A Missed Milestone
As Chairman for a nonprofit, I was given the opportunity to speak at the upcoming Countdown to Kindergarten event. As the even neared, it hit me that I should have attended this event with my 3rd child; however, I would be attending solo. When I arrived, I received several questionable looks as to why I was there. Inside, I wanted to tell them that I really should be there and that my daughter should know their child by name. Ironically, the kickoff to kindergarten was the same week that Ella was born “sleeping” and this year, she would have celebrated her 5th birthday.
Sometimes milestones can kick you in the gut. Facebook memories can do the same by reminding me of how I looked at 35 weeks pregnant with my 3rd child. This year, I could have a HUGE pity party but surprisingly, I’m ok. I know, I surprised myself, too! I had been anticipating this day of what it would feel like to not be preparing for kindergarten. I am ok. I may not be ok every day but today I’m ok and I survived a significant milestone. Today that will be good enough.
“So we do not lose heart. Though our outer self is wasting away, our inner self is being renewed day by day. For this light momentary affliction is preparing for us an eternal weight of glory beyond all comparison, as we look not to the things that are seen but to the things that are unseen. For the things that are seen are transient, but the things that are unseen are eternal.”- 2 Corinthians 4:16-18
What you see in someone’s external appearance does not always truly reflect their inner self. Having a stillborn baby five years ago still hurts. Tomorrow, we will still do our annual balloon release at the cemetery. I will still have to remind my other children why I am upset and why we are releasing balloons. I still feel like I failed my daughter, but I’m going to keep my head up and continue on because I know wallowing in my guilt will not bring her back.

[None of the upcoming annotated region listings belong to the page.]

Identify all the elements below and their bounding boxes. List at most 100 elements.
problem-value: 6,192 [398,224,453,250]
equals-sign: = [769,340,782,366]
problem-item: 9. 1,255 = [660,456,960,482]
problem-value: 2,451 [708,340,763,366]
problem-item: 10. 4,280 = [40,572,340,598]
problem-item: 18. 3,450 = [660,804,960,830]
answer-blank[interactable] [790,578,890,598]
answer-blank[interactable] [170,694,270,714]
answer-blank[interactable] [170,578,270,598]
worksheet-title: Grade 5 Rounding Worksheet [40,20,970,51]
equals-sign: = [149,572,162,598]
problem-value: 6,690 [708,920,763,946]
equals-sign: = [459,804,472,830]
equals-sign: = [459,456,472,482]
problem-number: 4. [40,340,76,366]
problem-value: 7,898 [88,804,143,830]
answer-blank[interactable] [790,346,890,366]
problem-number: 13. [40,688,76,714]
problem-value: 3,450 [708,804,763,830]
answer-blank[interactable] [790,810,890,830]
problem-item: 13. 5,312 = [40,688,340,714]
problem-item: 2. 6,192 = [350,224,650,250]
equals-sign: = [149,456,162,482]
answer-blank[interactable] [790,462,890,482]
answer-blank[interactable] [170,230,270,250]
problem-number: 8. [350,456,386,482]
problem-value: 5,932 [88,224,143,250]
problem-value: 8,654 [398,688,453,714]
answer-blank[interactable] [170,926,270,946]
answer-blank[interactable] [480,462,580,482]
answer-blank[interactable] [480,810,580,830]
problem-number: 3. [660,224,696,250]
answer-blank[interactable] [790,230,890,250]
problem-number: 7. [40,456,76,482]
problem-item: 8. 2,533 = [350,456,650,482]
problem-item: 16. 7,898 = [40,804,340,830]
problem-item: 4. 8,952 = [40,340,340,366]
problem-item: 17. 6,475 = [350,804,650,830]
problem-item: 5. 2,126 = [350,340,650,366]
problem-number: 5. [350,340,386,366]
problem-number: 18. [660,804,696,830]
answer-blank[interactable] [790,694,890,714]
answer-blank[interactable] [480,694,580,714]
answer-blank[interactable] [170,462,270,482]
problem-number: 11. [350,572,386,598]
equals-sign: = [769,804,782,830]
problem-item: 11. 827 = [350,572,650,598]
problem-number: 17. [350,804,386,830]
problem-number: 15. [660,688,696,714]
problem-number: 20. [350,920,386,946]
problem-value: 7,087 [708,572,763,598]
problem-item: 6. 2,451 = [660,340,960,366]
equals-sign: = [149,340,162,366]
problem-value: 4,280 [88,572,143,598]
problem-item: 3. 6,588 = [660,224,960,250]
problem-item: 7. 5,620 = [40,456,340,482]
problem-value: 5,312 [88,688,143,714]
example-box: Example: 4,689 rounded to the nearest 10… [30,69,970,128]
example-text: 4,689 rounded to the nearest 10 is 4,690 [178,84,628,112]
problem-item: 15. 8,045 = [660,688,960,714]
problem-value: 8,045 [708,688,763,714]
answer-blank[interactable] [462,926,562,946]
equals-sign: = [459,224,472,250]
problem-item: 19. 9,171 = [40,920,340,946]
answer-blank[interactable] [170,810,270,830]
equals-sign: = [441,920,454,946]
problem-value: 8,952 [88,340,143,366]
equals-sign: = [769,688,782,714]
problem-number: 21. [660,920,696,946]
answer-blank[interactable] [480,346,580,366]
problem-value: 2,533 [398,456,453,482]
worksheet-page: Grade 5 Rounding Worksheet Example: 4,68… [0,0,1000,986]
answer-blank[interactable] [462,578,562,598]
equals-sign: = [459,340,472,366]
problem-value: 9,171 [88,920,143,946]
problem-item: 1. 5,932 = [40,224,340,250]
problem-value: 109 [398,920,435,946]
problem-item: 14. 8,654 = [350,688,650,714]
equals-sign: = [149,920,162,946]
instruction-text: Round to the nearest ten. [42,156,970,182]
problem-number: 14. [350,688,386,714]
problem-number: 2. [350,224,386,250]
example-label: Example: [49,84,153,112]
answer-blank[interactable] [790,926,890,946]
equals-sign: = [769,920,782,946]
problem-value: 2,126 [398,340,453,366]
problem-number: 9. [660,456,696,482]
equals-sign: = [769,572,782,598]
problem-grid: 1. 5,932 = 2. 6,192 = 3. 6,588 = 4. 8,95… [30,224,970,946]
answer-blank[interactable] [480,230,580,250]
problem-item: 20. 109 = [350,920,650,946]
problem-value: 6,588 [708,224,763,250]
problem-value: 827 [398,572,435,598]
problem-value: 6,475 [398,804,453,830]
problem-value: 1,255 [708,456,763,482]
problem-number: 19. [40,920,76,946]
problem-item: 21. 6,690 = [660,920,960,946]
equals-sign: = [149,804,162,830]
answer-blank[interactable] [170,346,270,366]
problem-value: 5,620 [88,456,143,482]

If you know someone who has lost a child or anyone for that matter, be kind around the milestones. You may think we’re fragile and sometimes we are. Other times we may lose it but with your love & support, we can continue on. Grief is a like riding a roller coaster in the dark lots of unexpected twists & turns. Some of the turns get you & others do not.
“But he said to me, “My grace is sufficient for you, for my power is made perfect in weakness.” Therefore I will boast all the more gladly of my weaknesses, so that the power of Christ may rest upon me. For the sake of Christ, then, I am content with weaknesses, insults, hardships, persecutions, and calamities. For when I am weak, then I am strong.” 2 Corinthians 12:9-10 Today I celebrate surviving another milestone and I await the day that I am able to hold EC in my arms again.